In buona sostanza, sul fronte del lavoro, questo significa che produrre un bullone oggi in Italia, richiede più o meno lo stesso sforzo rispetto a 25 anni fa.

Ancora più importante é la produttività del capitale, perché è un indice che spiega quanto il capitale venga utilizzato in modo efficiente per generare l’output.

In pratica, se cambiare degli utensili con altri dello stesso tipo può aiutare un’industria a non perdere colpi, acquistare una macchina automatica dovrebbe invece aumentare l’output in maniera più che proporzionale rispetto all’investimento effettuato. 

Proprio questa maggiore capacità di investimento agevola le medie e grandi imprese, penalizzando i sistemi a microimprenditoria diffusa come il nostro.

Boldrin (e Draghi) quindi, sembrerebbe aver ragione, ma c'é più di un problema.

L'affermazione: "decimare la microimprenditoria per contrastare il deficit di produttività e competitività delle nostre imprese" non é affatto scontata, perché parte dal presupposto, tutto da verificare, che avvenga una convergenza imprenditoriale che formi nuove realtà di dimensioni più competitive.

Assai più probabile, invece, che il mercato finirebbe per rafforzare le major esistenti, la quali però, sono in stragrande maggioranza di proprietà estera.

Decimare la microimpresa quindi, avrebbe l'effetto immediato di un terremoto nell'economia produttiva del Paese, che va ricordato, pur con tutte le sue debolezze, é la seconda potenza manifatturiera della UE.

Cionondimeno, una spinta all'aggregazione imprenditoriale non potrebbe fare che bene, ma anche su questo piano c'é un grosso problema.

La grande impresa può ottimizzare i cicli produttivi e le risorse finanziarie, ma per raggiungere la piena competitività necessita di know-how, e di uno Stato efficiente con un sistema fiscale competitivo.

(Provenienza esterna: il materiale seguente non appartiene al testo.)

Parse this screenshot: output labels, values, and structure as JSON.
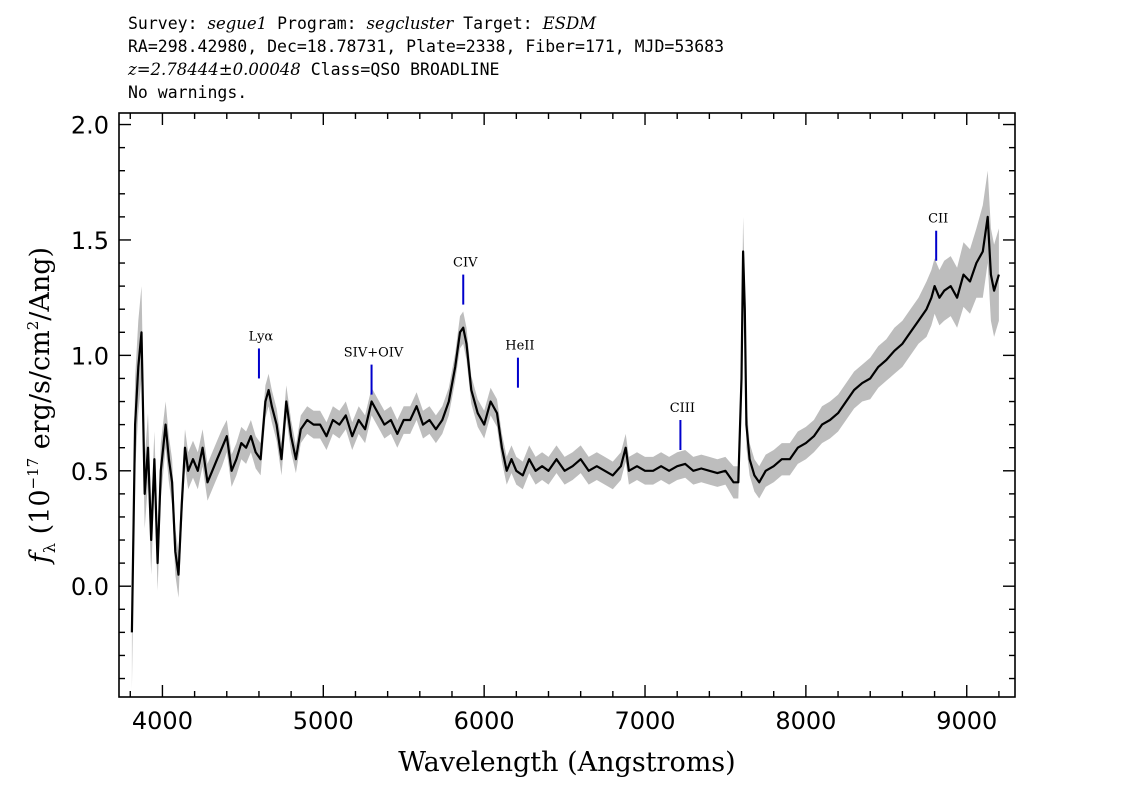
{
  "header": {
    "survey_label": "Survey: ",
    "survey": "segue1",
    "program_label": " Program: ",
    "program": "segcluster",
    "target_label": " Target: ",
    "target": "ESDM",
    "line2": "RA=298.42980, Dec=18.78731, Plate=2338, Fiber=171, MJD=53683",
    "z": "z=2.78444±0.00048",
    "class_text": " Class=QSO BROADLINE",
    "line4": "No warnings."
  },
  "chart_data": {
    "type": "line",
    "xlabel": "Wavelength (Angstroms)",
    "ylabel": "f_λ (10^-17 erg/s/cm^2/Ang)",
    "ylabel_parts": {
      "symbol": "f",
      "subscript": "λ",
      "pre": " (10",
      "exp1": "−17",
      "mid": " erg/s/cm",
      "exp2": "2",
      "post": "/Ang)"
    },
    "xlim": [
      3730,
      9300
    ],
    "ylim": [
      -0.48,
      2.05
    ],
    "xticks": [
      4000,
      5000,
      6000,
      7000,
      8000,
      9000
    ],
    "xtick_labels": [
      "4000",
      "5000",
      "6000",
      "7000",
      "8000",
      "9000"
    ],
    "yticks": [
      0.0,
      0.5,
      1.0,
      1.5,
      2.0
    ],
    "ytick_labels": [
      "0.0",
      "0.5",
      "1.0",
      "1.5",
      "2.0"
    ],
    "series": [
      {
        "color": "#000000",
        "error_color": "#bdbdbd",
        "x": [
          3810,
          3830,
          3850,
          3870,
          3890,
          3910,
          3930,
          3950,
          3970,
          3990,
          4020,
          4040,
          4060,
          4080,
          4100,
          4120,
          4140,
          4160,
          4190,
          4220,
          4250,
          4280,
          4310,
          4340,
          4370,
          4400,
          4430,
          4460,
          4490,
          4520,
          4550,
          4580,
          4610,
          4640,
          4660,
          4680,
          4710,
          4740,
          4770,
          4800,
          4830,
          4860,
          4900,
          4940,
          4980,
          5020,
          5060,
          5100,
          5140,
          5180,
          5220,
          5260,
          5300,
          5340,
          5380,
          5420,
          5460,
          5500,
          5540,
          5580,
          5620,
          5660,
          5700,
          5740,
          5780,
          5820,
          5850,
          5870,
          5890,
          5920,
          5960,
          6000,
          6040,
          6080,
          6110,
          6140,
          6170,
          6200,
          6240,
          6280,
          6320,
          6360,
          6400,
          6450,
          6500,
          6550,
          6600,
          6650,
          6700,
          6750,
          6800,
          6850,
          6880,
          6900,
          6950,
          7000,
          7050,
          7100,
          7150,
          7200,
          7250,
          7300,
          7350,
          7400,
          7450,
          7500,
          7550,
          7580,
          7600,
          7610,
          7620,
          7630,
          7650,
          7680,
          7710,
          7750,
          7800,
          7850,
          7900,
          7950,
          8000,
          8050,
          8100,
          8150,
          8200,
          8250,
          8300,
          8350,
          8400,
          8450,
          8500,
          8550,
          8600,
          8650,
          8700,
          8750,
          8780,
          8800,
          8830,
          8860,
          8900,
          8940,
          8980,
          9020,
          9060,
          9100,
          9130,
          9150,
          9170,
          9200
        ],
        "y": [
          -0.2,
          0.7,
          0.95,
          1.1,
          0.4,
          0.6,
          0.2,
          0.55,
          0.1,
          0.5,
          0.7,
          0.55,
          0.45,
          0.15,
          0.05,
          0.35,
          0.6,
          0.5,
          0.55,
          0.5,
          0.6,
          0.45,
          0.5,
          0.55,
          0.6,
          0.65,
          0.5,
          0.55,
          0.62,
          0.6,
          0.65,
          0.58,
          0.55,
          0.8,
          0.85,
          0.78,
          0.7,
          0.55,
          0.8,
          0.65,
          0.55,
          0.68,
          0.72,
          0.7,
          0.7,
          0.65,
          0.72,
          0.7,
          0.74,
          0.65,
          0.72,
          0.68,
          0.8,
          0.75,
          0.7,
          0.72,
          0.66,
          0.72,
          0.72,
          0.78,
          0.7,
          0.72,
          0.68,
          0.72,
          0.8,
          0.95,
          1.1,
          1.12,
          1.05,
          0.85,
          0.75,
          0.7,
          0.8,
          0.75,
          0.6,
          0.5,
          0.55,
          0.5,
          0.48,
          0.55,
          0.5,
          0.52,
          0.5,
          0.55,
          0.5,
          0.52,
          0.55,
          0.5,
          0.52,
          0.5,
          0.48,
          0.52,
          0.6,
          0.5,
          0.52,
          0.5,
          0.5,
          0.52,
          0.5,
          0.52,
          0.53,
          0.5,
          0.51,
          0.5,
          0.49,
          0.5,
          0.45,
          0.45,
          0.9,
          1.45,
          1.2,
          0.7,
          0.55,
          0.48,
          0.45,
          0.5,
          0.52,
          0.55,
          0.55,
          0.6,
          0.62,
          0.65,
          0.7,
          0.72,
          0.75,
          0.8,
          0.85,
          0.88,
          0.9,
          0.95,
          0.98,
          1.02,
          1.05,
          1.1,
          1.15,
          1.2,
          1.25,
          1.3,
          1.25,
          1.28,
          1.3,
          1.25,
          1.35,
          1.32,
          1.4,
          1.45,
          1.6,
          1.35,
          1.28,
          1.35
        ],
        "error": [
          0.25,
          0.2,
          0.2,
          0.2,
          0.15,
          0.15,
          0.15,
          0.12,
          0.12,
          0.12,
          0.1,
          0.1,
          0.1,
          0.1,
          0.1,
          0.1,
          0.08,
          0.08,
          0.08,
          0.08,
          0.08,
          0.08,
          0.08,
          0.08,
          0.08,
          0.07,
          0.07,
          0.07,
          0.07,
          0.07,
          0.07,
          0.07,
          0.07,
          0.07,
          0.07,
          0.07,
          0.07,
          0.07,
          0.07,
          0.07,
          0.06,
          0.06,
          0.06,
          0.06,
          0.06,
          0.06,
          0.06,
          0.06,
          0.06,
          0.06,
          0.06,
          0.06,
          0.06,
          0.06,
          0.06,
          0.06,
          0.06,
          0.06,
          0.06,
          0.06,
          0.06,
          0.06,
          0.06,
          0.06,
          0.06,
          0.06,
          0.07,
          0.07,
          0.07,
          0.06,
          0.06,
          0.06,
          0.06,
          0.06,
          0.06,
          0.06,
          0.06,
          0.06,
          0.06,
          0.06,
          0.06,
          0.06,
          0.06,
          0.06,
          0.06,
          0.06,
          0.06,
          0.06,
          0.06,
          0.06,
          0.06,
          0.06,
          0.06,
          0.06,
          0.06,
          0.06,
          0.06,
          0.06,
          0.06,
          0.06,
          0.06,
          0.06,
          0.06,
          0.06,
          0.06,
          0.06,
          0.07,
          0.07,
          0.1,
          0.15,
          0.12,
          0.1,
          0.07,
          0.07,
          0.07,
          0.07,
          0.07,
          0.07,
          0.07,
          0.07,
          0.07,
          0.07,
          0.08,
          0.08,
          0.08,
          0.08,
          0.08,
          0.08,
          0.09,
          0.09,
          0.09,
          0.1,
          0.1,
          0.1,
          0.1,
          0.12,
          0.12,
          0.12,
          0.12,
          0.13,
          0.13,
          0.13,
          0.14,
          0.14,
          0.15,
          0.2,
          0.2,
          0.2,
          0.2,
          0.2
        ]
      }
    ],
    "line_markers": [
      {
        "label": "Lyα",
        "x": 4600,
        "y_top": 1.03,
        "y_bottom": 0.9
      },
      {
        "label": "SIV+OIV",
        "x": 5300,
        "y_top": 0.96,
        "y_bottom": 0.83
      },
      {
        "label": "CIV",
        "x": 5870,
        "y_top": 1.35,
        "y_bottom": 1.22
      },
      {
        "label": "HeII",
        "x": 6210,
        "y_top": 0.99,
        "y_bottom": 0.86
      },
      {
        "label": "CIII",
        "x": 7220,
        "y_top": 0.72,
        "y_bottom": 0.59
      },
      {
        "label": "CII",
        "x": 8810,
        "y_top": 1.54,
        "y_bottom": 1.41
      }
    ],
    "marker_color": "#0000cc",
    "grid": false
  }
}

E qui casca l'asino, perché lo Stato italiano rappresenta per l'impresa nazionale, un gap di competitività perfino superiore a quello datole dalle sue ridotte dimensioni.

Il paradosso é che le deficienze strutturali e fiscali dello Stato italiano vengono tollerate ed ammortizzate proprio grazie alla struttura di microimprenditoria della sua economia, quella struttura che si vuole distruggere.

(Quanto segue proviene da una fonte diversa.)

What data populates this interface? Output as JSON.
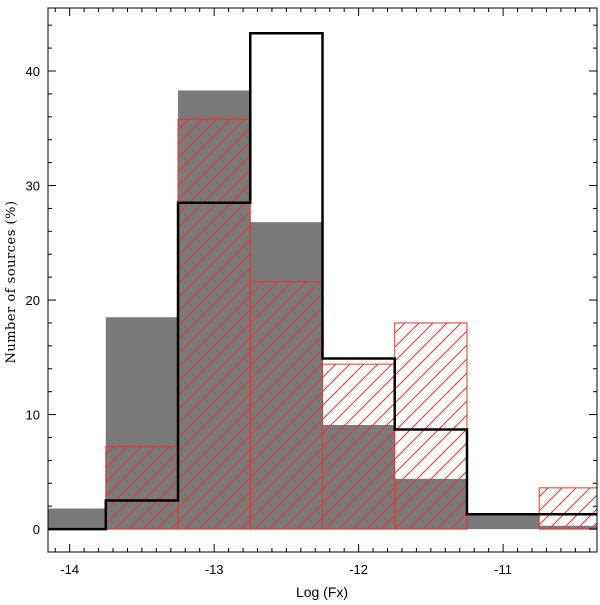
{
  "chart_data": {
    "type": "bar",
    "xlabel": "Log (Fx)",
    "ylabel": "Number of sources (%)",
    "xlim": [
      -14.15,
      -10.35
    ],
    "ylim": [
      -2,
      45.5
    ],
    "x_ticks": [
      -14,
      -13,
      -12,
      -11
    ],
    "x_tick_labels": [
      "-14",
      "-13",
      "-12",
      "-11"
    ],
    "y_ticks": [
      0,
      10,
      20,
      30,
      40
    ],
    "y_tick_labels": [
      "0",
      "10",
      "20",
      "30",
      "40"
    ],
    "bin_edges": [
      -14.25,
      -13.75,
      -13.25,
      -12.75,
      -12.25,
      -11.75,
      -11.25,
      -10.75,
      -10.25
    ],
    "series": [
      {
        "style": "filled-gray",
        "color": "#7a7a7a",
        "values": [
          1.8,
          18.5,
          38.3,
          26.8,
          9.1,
          4.4,
          1.2,
          0.3
        ]
      },
      {
        "style": "red-hatched",
        "color": "#e8322b",
        "values": [
          0.0,
          7.2,
          35.8,
          21.6,
          14.4,
          18.0,
          0.0,
          3.6
        ]
      },
      {
        "style": "black-outline",
        "color": "#000000",
        "values": [
          0.0,
          2.5,
          28.5,
          43.3,
          14.9,
          8.7,
          1.3,
          1.3
        ]
      }
    ],
    "grid": false,
    "legend": "none"
  }
}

L'impresa famigliare infatti é assai meno sensibile alle turbolenze macroeconomiche rispetto ad una grande multinazionale che, in caso di difficoltà, non si fa alcuno scrupolo a chiudere tutto, o a socializzare le perdite.

A parte l'aspetto puramente tecnico, va poi considerato che la nostra esagerata diversificazione imprenditoriale, racchiude un patrimonio di know-how, manualità, e genialità, che non trova eguali in nessuna altra parte del mondo: è una caratteristica, che unita alla versatilità tipica della microimpresa italiana, non potrebbe, in nessun modo, essere mantenuta in un contesto più grande, e andrebbe inevitabilmente perduta con una svolta aggregativa.

Insomma, quando si parla di decimare le microimprese si dovrebbero quanto meno fare dei distinguo, perché ci sono tantissime microimprese che si sono ritagliate un ruolo importante, se non addirittura determinante, perfino nell'attuale economia 4.0, e che rappresentano un tassello irrinunciabile per la crescita e lo sviluppo del Paese.

Distruggerle significherebbe cancellare un patrimonio non solo economico, ma anche culturale, immenso e probabilmente snaturerebbe il nostro Paese portandolo a confrontarsi con realtà puramente produttive con le quali non potrà mai competere per le proprie carenze strutturali, istituzionali, e fiscali.

Certo peró dobbiamo ragionare su una nuova posizione di equilibrio del "Sistema Paese", perché continuando cosí l'Italia é destinata a fallire.

Il primo passo però, sarebbe una seria riforma dello Stato, partendo proprio dalle Istituzioni e dalla Magistratura. Senza questa riforma "decimare le microimprese", operazione peraltro scelleratamente in atto, é solo il primo passo verso il baratro, un passo dal quale si dovrebbe, recedere immediatamente, avviando un confronto aperto tra tutte le componenti politiche ed economiche scienzienti, posto che ve ne siano.

Questa ahimé, ad oggi, resta una vera utopia.